3 days ago, BMC gave me this guys bike to hammer on for the season. To show my unending gratitude, I hastily slapped it together (and forgot to install the top cap, because pro) and showed up at Winding Trails to race one of my favorite courses of the season. The trail gnomes at Farmington always manage to cobble together some of the most twisty (ahem, winding), rooty, and (perhaps most important) not-too-climby singletrack races of the year.
I arrived and was greeted by a track-panted and smiling Billy Melone, who can somehow manage to pull off an "I'm not a leg-murdering psycho" vibe when he isn't riding.
I grunted hello and continued to make sure at least some of the bolts holding my new bike together were tight.
My start was passable, as in I got passed immediately by Billy,Noah, Noahs teamate, some Rocky Mountain Factory Team guy, and probably Noahs mom. My situation did not improve when we entered the "winding" portion of the Winding Trails; I proceeded to almost entirely miss every good line for at least 2 laps, ricocheting off trees and into the bushes, with apologies and profanity issuing from my air-starved talk-hole like the last frantic bubbles from a drowning man.
Somehow a few guys thought it would be a good idea to hitch themselves to my shame-wagon, but one by one I managed to lose them (probably by repeatedly leaving the trail).
Well, almost all of them. A Giant Northeast Off-Road rider affixed himself to my wheel, and after a few minutes (out of concern for his own safety) he came around me on a section of doubletrack. I hung on for a lap or so. Then, not wanting to be a jerk (at least thats what I told myself), I offered to come around and do some "work" when we got to the feed zone.
Which, if you have been reading attentively, went about as well as you think it did.
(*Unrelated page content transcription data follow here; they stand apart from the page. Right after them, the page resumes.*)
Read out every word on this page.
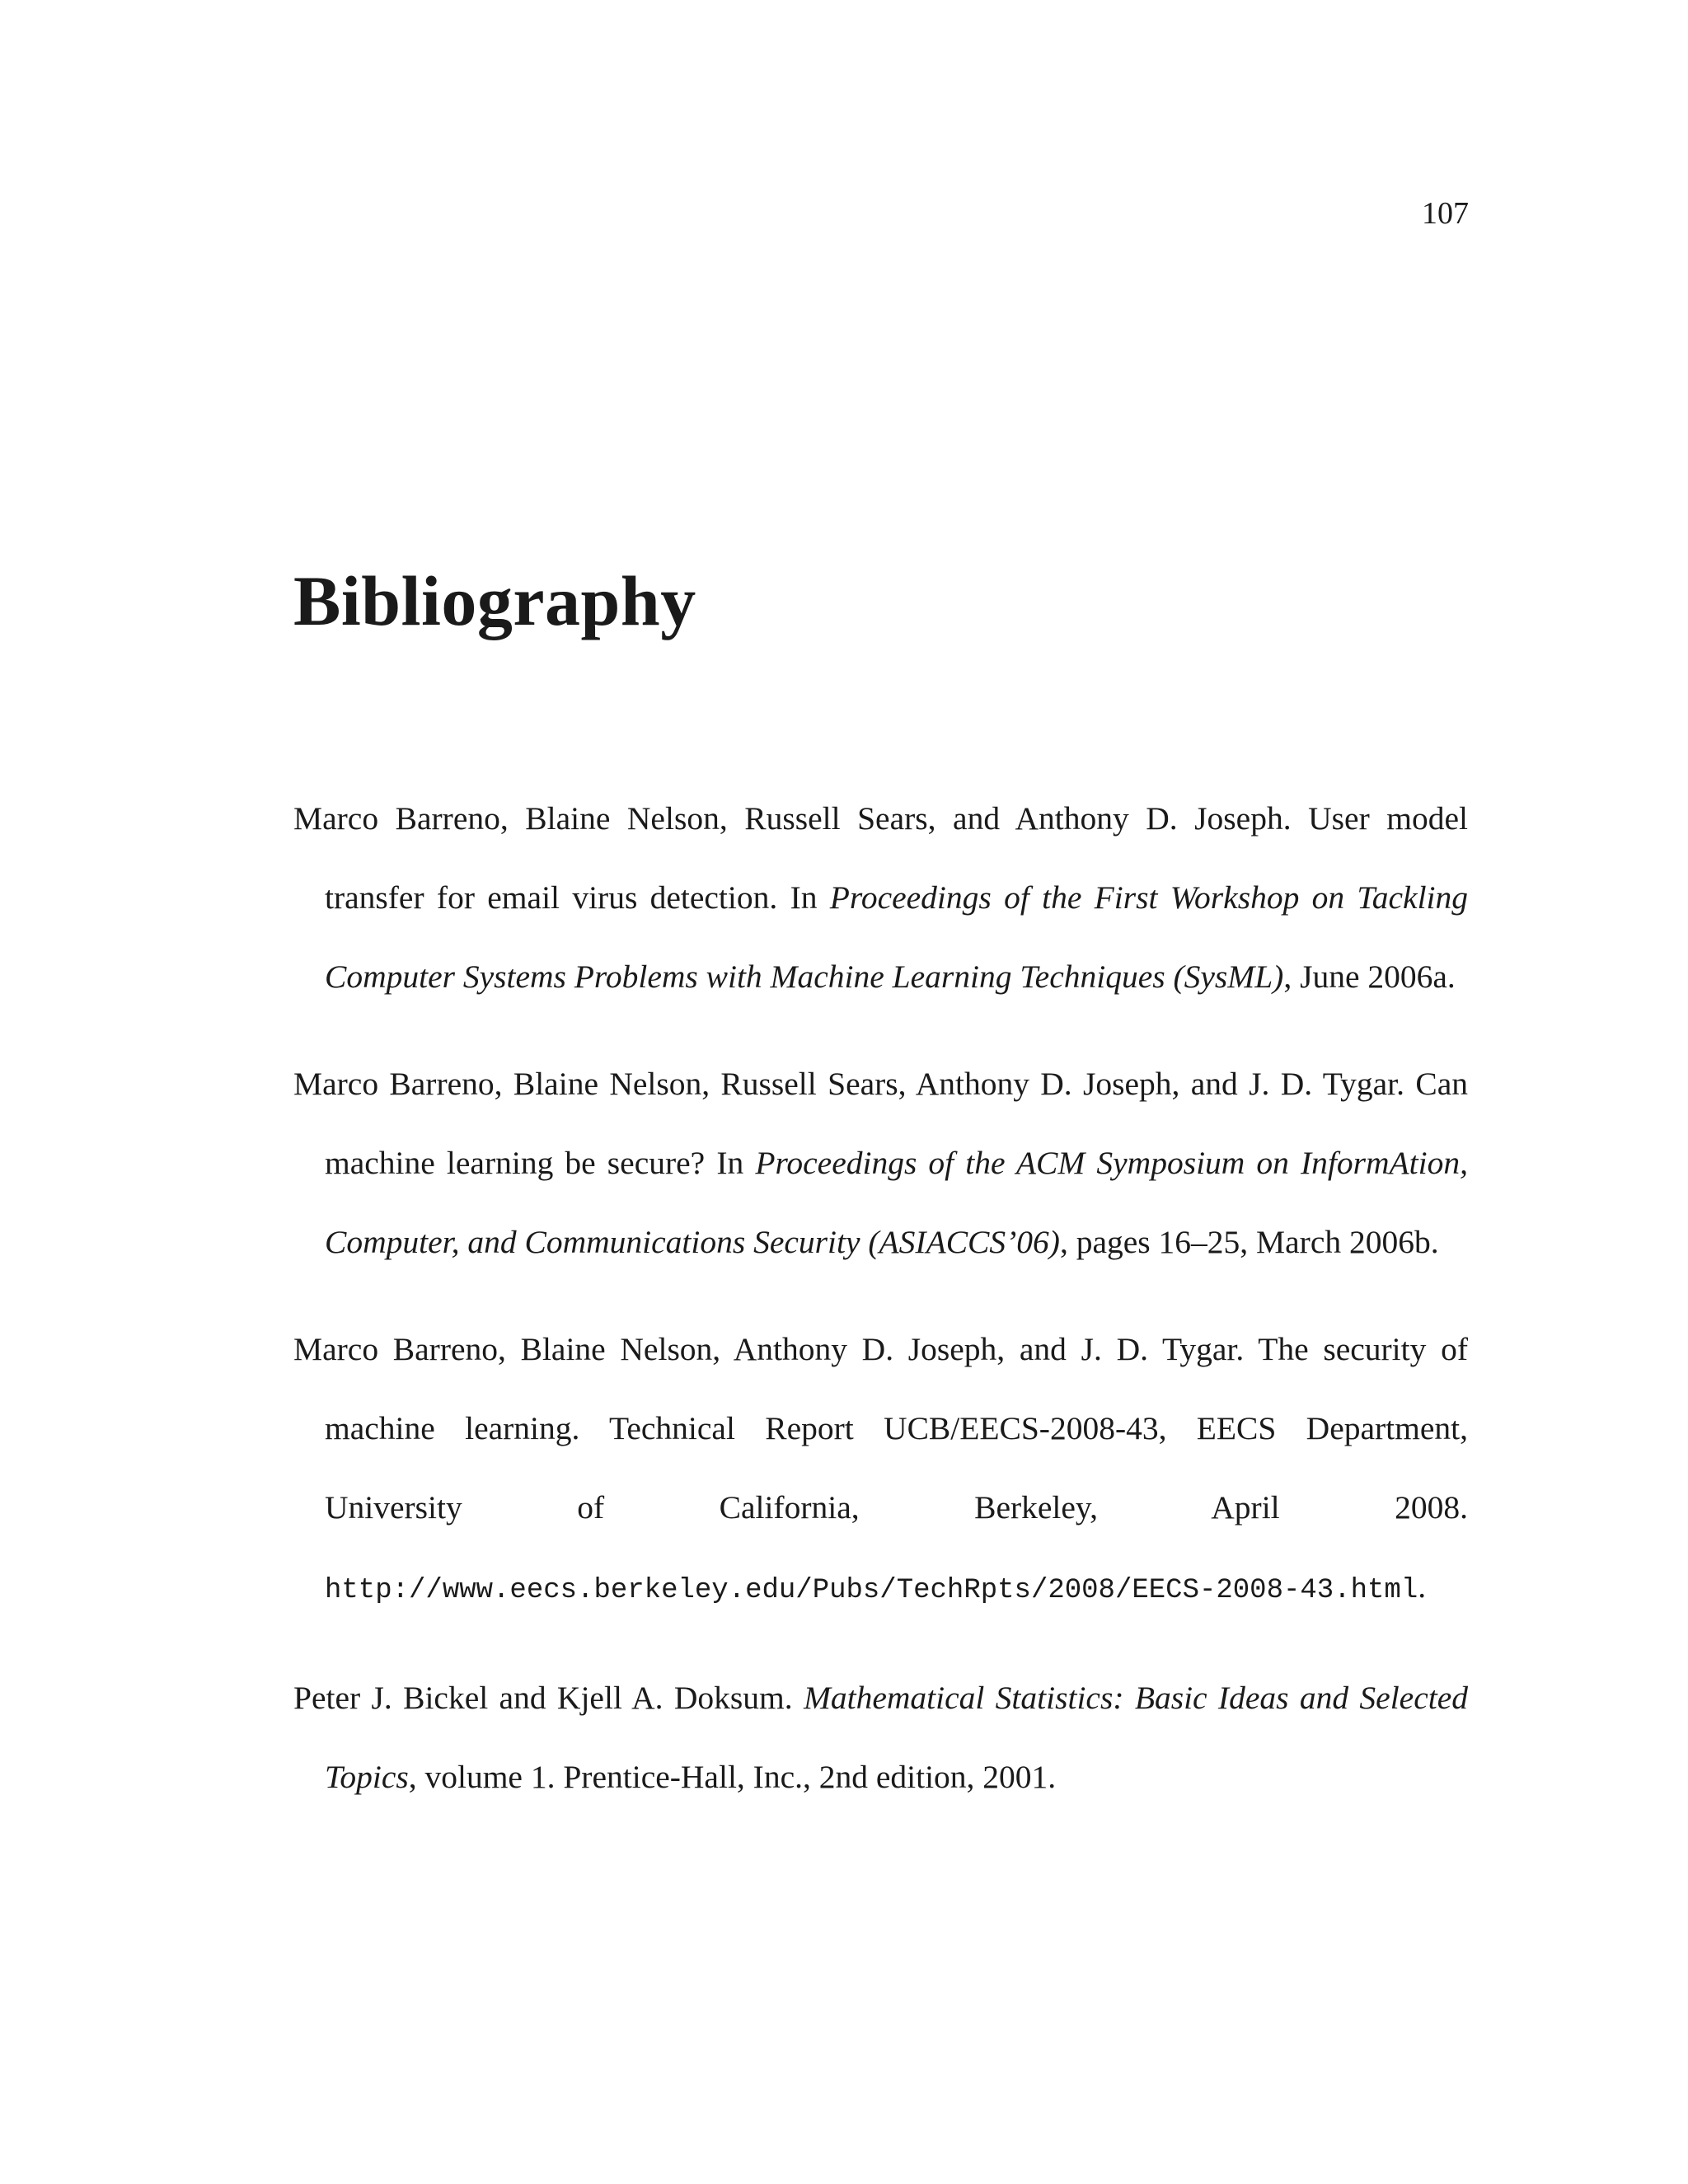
107
Bibliography

Marco Barreno, Blaine Nelson, Russell Sears, and Anthony D. Joseph. User model transfer for email virus detection. In Proceedings of the First Workshop on Tackling Computer Systems Problems with Machine Learning Techniques (SysML), June 2006a.

Marco Barreno, Blaine Nelson, Russell Sears, Anthony D. Joseph, and J. D. Tygar. Can machine learning be secure? In Proceedings of the ACM Symposium on InformAtion, Computer, and Communications Security (ASIACCS’06), pages 16–25, March 2006b.

Marco Barreno, Blaine Nelson, Anthony D. Joseph, and J. D. Tygar. The security of machine learning. Technical Report UCB/EECS-2008-43, EECS Department, University of California, Berkeley, April 2008. http://www.eecs.berkeley.edu/Pubs/TechRpts/2008/EECS-2008-43.html.

Peter J. Bickel and Kjell A. Doksum. Mathematical Statistics: Basic Ideas and Selected Topics, volume 1. Prentice-Hall, Inc., 2nd edition, 2001.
Somehow, despite blowing out corners and pushing chain up the few climbs, I managed to reel in the Scott racer that had been dangling a few seconds ahead.
Who did not respond.
He simply continued to spray seated, hateful watts at us.
It was a real party.
After a full lap of this delightful arrangement, we managed to lose Giant Guy to what he described as a "bottle incident". I still have no idea what that means, although it sounds mercifully different than trying to hold my wheel as I dragged brake through every single corner. I was then treated to another 2 laps of abuse at the hands of the Scott rider, during which time I began to think about arranging a "Bottle Incident" of my own.
I started to lose it, but refused to give up.
I was a day-old piglet on a bacon farm, his wheel-teat was all I knew.
Slowly, inexorably, like a guy trying to scrape the very last bit of dogshit off his shoe, he wiped me off his wheel.
Storming the gates of the Fortress of Droppitude, I made a desperate, cross-eyed attempt to bridge back up. I rode the mud like Sven after a crash, railed corners that I had previously stuffed, and sprinted up climbs like... actually, I was pretty cooked at this point. I can probably convince you that my handling improved, but I don't want to ruin your suspension of disbelief by saying I was climbing well.
Just before I re-achieved contact with my erstwhile nemesis, he snuck around a guy just before the super-steep ride up. Frantic, I squeaked out "
" and tried to come around.
In retrospect, my decision allowed for only one possible outcome.
It happened slowly at first. He drifted back onto his original line just as I began to stampede past on the right. We came to a not-quite-halt together, I unclipped at the bottom of the steepest climb in the race, and my angry watts-rabbit was gone.
Deflated and a little ashamed, I sputtered out an apology and rode in the last mile or so. I knew I had lost my spot on the fake podium (the one that goes 5 deep), and there was no one in sight behind me. I also knew that I felt better on the last lap of an XC race than on the first. Comforted by knowing at least these things, I rode it in for 6th.